We can concentrate on computing E instead of D. We are trying to estimate E, using the results of some games as evidence. Bayes's formula is the right thing to use, and this requires that we have a prior distribution for E. If we don't know anything else, a uniform distribution in [0,1] is a natural prior to use.
It turns out that after W wins and L losses, the posterior distribution for E follows a beta distribution with parameters W+1 and L+1.
The mean of a beta(W+1,L+1) distribution is mu:=(W+1)/(W+L+2) and its standard deviation is sigma:=sqrt((W+1)*(L+1)/((W+L+2)^2*(W+L+3))). You can try to convert the mean to an ELO score like this:
D = 400*log(1-1/mu)/log(10)
What to do about the standard deviation is trickier, but if you use a linear approximation to this formula (which should work well if the standard deviation is small), you just have to multiply sigma times the derivative of D as a function of mu. I get
sigma * 400/((1-1/mu)*mu^2*log(10))
In order to get a simpler formula, you can assume W and L are similar and large, and then I get
(1600/log(10))/sqrt(N) ~= 695/sqrt(N)
When N is the total number of games played.

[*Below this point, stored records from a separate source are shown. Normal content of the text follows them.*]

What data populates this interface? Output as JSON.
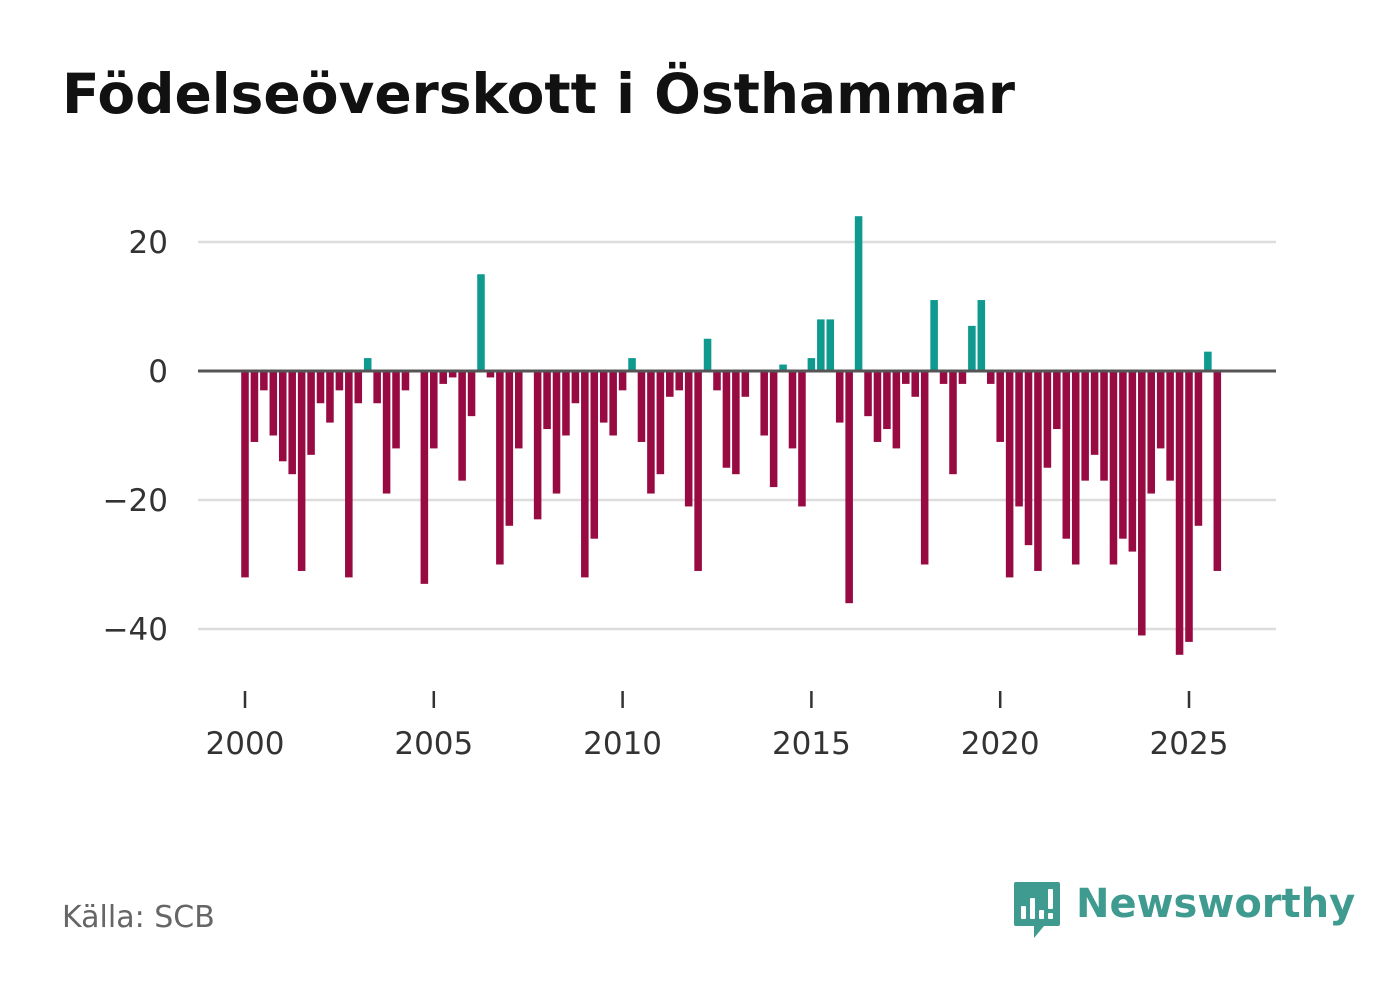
{
  "title": "Födelseöverskott i Östhammar",
  "source": "Källa: SCB",
  "brand": {
    "name": "Newsworthy",
    "icon": "newsworthy-logo-icon"
  },
  "colors": {
    "positive": "#0f9a8f",
    "negative": "#970b42",
    "zero_line": "#555555",
    "grid": "#dddddd",
    "brand": "#3f9a8f"
  },
  "chart_data": {
    "type": "bar",
    "title": "Födelseöverskott i Östhammar",
    "xlabel": "",
    "ylabel": "",
    "x_start": 2000.0,
    "x_step": 0.25,
    "x_ticks": [
      2000,
      2005,
      2010,
      2015,
      2020,
      2025
    ],
    "x_tick_labels": [
      "2000",
      "2005",
      "2010",
      "2015",
      "2020",
      "2025"
    ],
    "xlim": [
      1998.8,
      2027.4
    ],
    "y_ticks": [
      20,
      0,
      -20,
      -40
    ],
    "y_tick_labels": [
      "20",
      "0",
      "−20",
      "−40"
    ],
    "ylim": [
      -49,
      29
    ],
    "grid": true,
    "values": [
      -32,
      -11,
      -3,
      -10,
      -14,
      -16,
      -31,
      -13,
      -5,
      -8,
      -3,
      -32,
      -5,
      2,
      -5,
      -19,
      -12,
      -3,
      0,
      -33,
      -12,
      -2,
      -1,
      -17,
      -7,
      15,
      -1,
      -30,
      -24,
      -12,
      0,
      -23,
      -9,
      -19,
      -10,
      -5,
      -32,
      -26,
      -8,
      -10,
      -3,
      2,
      -11,
      -19,
      -16,
      -4,
      -3,
      -21,
      -31,
      5,
      -3,
      -15,
      -16,
      -4,
      0,
      -10,
      -18,
      1,
      -12,
      -21,
      2,
      8,
      8,
      -8,
      -36,
      24,
      -7,
      -11,
      -9,
      -12,
      -2,
      -4,
      -30,
      11,
      -2,
      -16,
      -2,
      7,
      11,
      -2,
      -11,
      -32,
      -21,
      -27,
      -31,
      -15,
      -9,
      -26,
      -30,
      -17,
      -13,
      -17,
      -30,
      -26,
      -28,
      -41,
      -19,
      -12,
      -17,
      -44,
      -42,
      -24,
      3,
      -31
    ]
  }
}
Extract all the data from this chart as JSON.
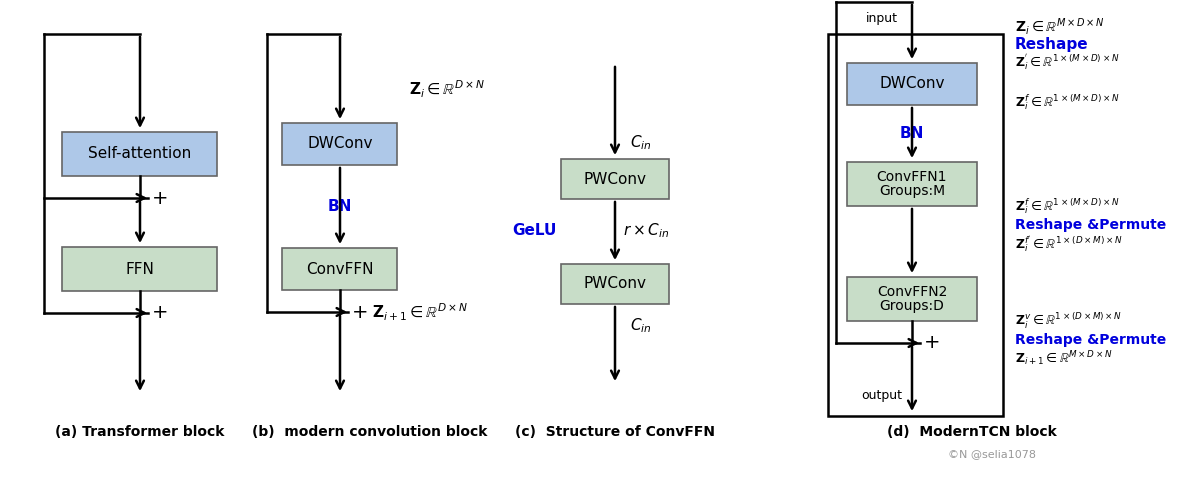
{
  "bg": "#ffffff",
  "blue_box": "#aec8e8",
  "green_box": "#c8ddc8",
  "blue_text": "#0000dd",
  "black": "#000000",
  "figw": 11.95,
  "figh": 4.84,
  "dpi": 100,
  "caption_a": "(a) Transformer block",
  "caption_b": "(b)  modern convolution block",
  "caption_c": "(c)  Structure of ConvFFN",
  "caption_d": "(d)  ModernTCN block",
  "watermark": "©N @selia1078"
}
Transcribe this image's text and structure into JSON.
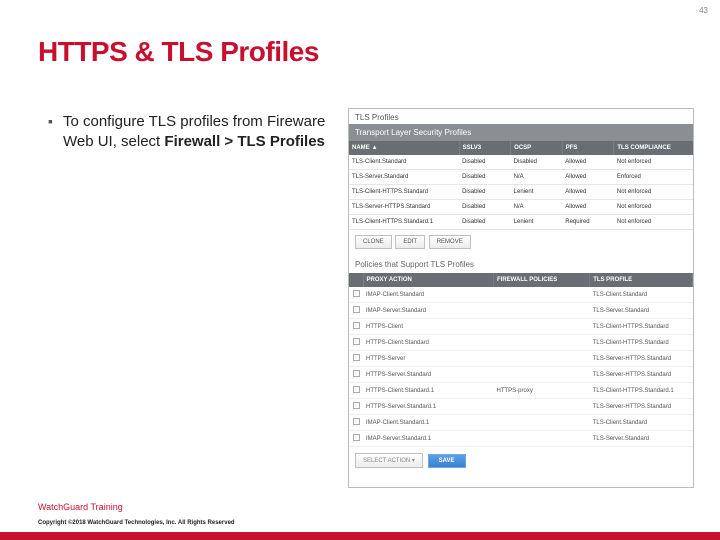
{
  "slide": {
    "number": "43",
    "title": "HTTPS & TLS Profiles",
    "bullet_prefix": "To configure TLS profiles from Fireware Web UI, select ",
    "bullet_bold": "Firewall > TLS Profiles",
    "footer_tag": "WatchGuard Training",
    "copyright": "Copyright ©2018 WatchGuard Technologies, Inc. All Rights Reserved"
  },
  "panel": {
    "title": "TLS Profiles",
    "subtitle": "Transport Layer Security Profiles",
    "columns": {
      "name": "NAME",
      "sslv3": "SSLV3",
      "ocsp": "OCSP",
      "pfs": "PFS",
      "compliance": "TLS COMPLIANCE"
    },
    "rows": [
      {
        "name": "TLS-Client.Standard",
        "ssl": "Disabled",
        "ocsp": "Disabled",
        "pfs": "Allowed",
        "comp": "Not enforced",
        "red": false
      },
      {
        "name": "TLS-Server.Standard",
        "ssl": "Disabled",
        "ocsp": "N/A",
        "pfs": "Allowed",
        "comp": "Enforced",
        "red": false
      },
      {
        "name": "TLS-Client-HTTPS.Standard",
        "ssl": "Disabled",
        "ocsp": "Lenient",
        "pfs": "Allowed",
        "comp": "Not enforced",
        "red": true
      },
      {
        "name": "TLS-Server-HTTPS.Standard",
        "ssl": "Disabled",
        "ocsp": "N/A",
        "pfs": "Allowed",
        "comp": "Not enforced",
        "red": true
      },
      {
        "name": "TLS-Client-HTTPS.Standard.1",
        "ssl": "Disabled",
        "ocsp": "Lenient",
        "pfs": "Required",
        "comp": "Not enforced",
        "red": true
      }
    ],
    "buttons": {
      "clone": "CLONE",
      "edit": "EDIT",
      "remove": "REMOVE"
    },
    "policies_title": "Policies that Support TLS Profiles",
    "policies_columns": {
      "proxy": "PROXY ACTION",
      "firewall": "FIREWALL POLICIES",
      "profile": "TLS PROFILE"
    },
    "policies": [
      {
        "proxy": "IMAP-Client.Standard",
        "fw": "",
        "profile": "TLS-Client.Standard"
      },
      {
        "proxy": "IMAP-Server.Standard",
        "fw": "",
        "profile": "TLS-Server.Standard"
      },
      {
        "proxy": "HTTPS-Client",
        "fw": "",
        "profile": "TLS-Client-HTTPS.Standard"
      },
      {
        "proxy": "HTTPS-Client.Standard",
        "fw": "",
        "profile": "TLS-Client-HTTPS.Standard"
      },
      {
        "proxy": "HTTPS-Server",
        "fw": "",
        "profile": "TLS-Server-HTTPS.Standard"
      },
      {
        "proxy": "HTTPS-Server.Standard",
        "fw": "",
        "profile": "TLS-Server-HTTPS.Standard"
      },
      {
        "proxy": "HTTPS-Client.Standard.1",
        "fw": "HTTPS-proxy",
        "profile": "TLS-Client-HTTPS.Standard.1"
      },
      {
        "proxy": "HTTPS-Server.Standard.1",
        "fw": "",
        "profile": "TLS-Server-HTTPS.Standard"
      },
      {
        "proxy": "IMAP-Client.Standard.1",
        "fw": "",
        "profile": "TLS-Client.Standard"
      },
      {
        "proxy": "IMAP-Server.Standard.1",
        "fw": "",
        "profile": "TLS-Server.Standard"
      }
    ],
    "bottom": {
      "select": "SELECT ACTION",
      "save": "SAVE"
    }
  },
  "colors": {
    "brand_red": "#c8102e",
    "header_grey": "#6a6e72"
  }
}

It's not too too far from what hgm posted, and it is likely that I made a mistake somewhere. Does anyone have a derivation of the 560/sqrt(N) formula?
-
- Posts: 931
- Joined: Tue Mar 09, 2010 3:46 pm
- Location: New York
- Full name: Álvaro Begué (RuyDos)
Re: Estimating ELO difference
I actually see I made a mistake, and now I get a different result, where the final approximation ends up being (800/log(10))/sqrt(N), i.e. half of what I computed earlier. I'll redo things more carefully tonight and post what I get.
-
- Posts: 27808
- Joined: Fri Mar 10, 2006 10:06 am
- Location: Amsterdam
- Full name: H G Muller
Re: Estimating ELO difference
I did not really calculate it from any model, I just used the rule of thumb that excess 1% score corresponds to 7 Elo, and that with a (quite typical) draw rate of 32% the standard deviation is 40%/sqrt(N). And that a 95% interval is about 2 sigma wde. So the 560 came about as 40 x 2 x 7. So its all very course estimates.
-
- Posts: 10948
- Joined: Wed Jul 26, 2006 10:21 pm
- Full name: Kai Laskos
Re: Estimating ELO difference
AlvaroBegue wrote:
(1600/log(10))/sqrt(N) ~= 695/sqrt(N)
When N is the total number of games played.
It's not too too far from what hgm posted, and it is likely that I made a mistake somewhere. Does anyone have a derivation of the 560/sqrt(N) formula?
It's very close. For 95.45% confidence (2 standard deviations), one has
(1600/ln(10))/sqrt(N) ~= 695/sqrt(N) times
sqrt(4*score*(1-score) - DrawFraction)
score = number of points / N
DrawFraction = number of draws / N
The final formula is
Error (2SD) in Elo points = 695 * sqrt(4*score*(1-score) - DrawFraction) / sqrt(N)
-
- Posts: 27808
- Joined: Fri Mar 10, 2006 10:06 am
- Location: Amsterdam
- Full name: H G Muller
Re: Estimating ELO difference
And that is very close to what I had, as for Chess I assume a draw fraction of 1/3. So there would be a multiplier sqrt(0.66) ~ 0.8, which times 695 is about 560.
-
- Posts: 2041
- Joined: Wed Mar 08, 2006 8:30 pm
Re: Estimating ELO difference
That's the major error term of your formula: in engine-engine tests you can often see 2/3 draws.hgm wrote:as for Chess I assume a draw fraction of 1/3.
Then you have to divide your number by sqrt(2)
-
- Posts: 27808
- Joined: Fri Mar 10, 2006 10:06 am
- Location: Amsterdam
- Full name: H G Muller
Re: Estimating ELO difference
I have never seen such a high draw fraction in any engine-engine testing I did. For Chess. (In Shogi the draw fraction is of course close to 0%.)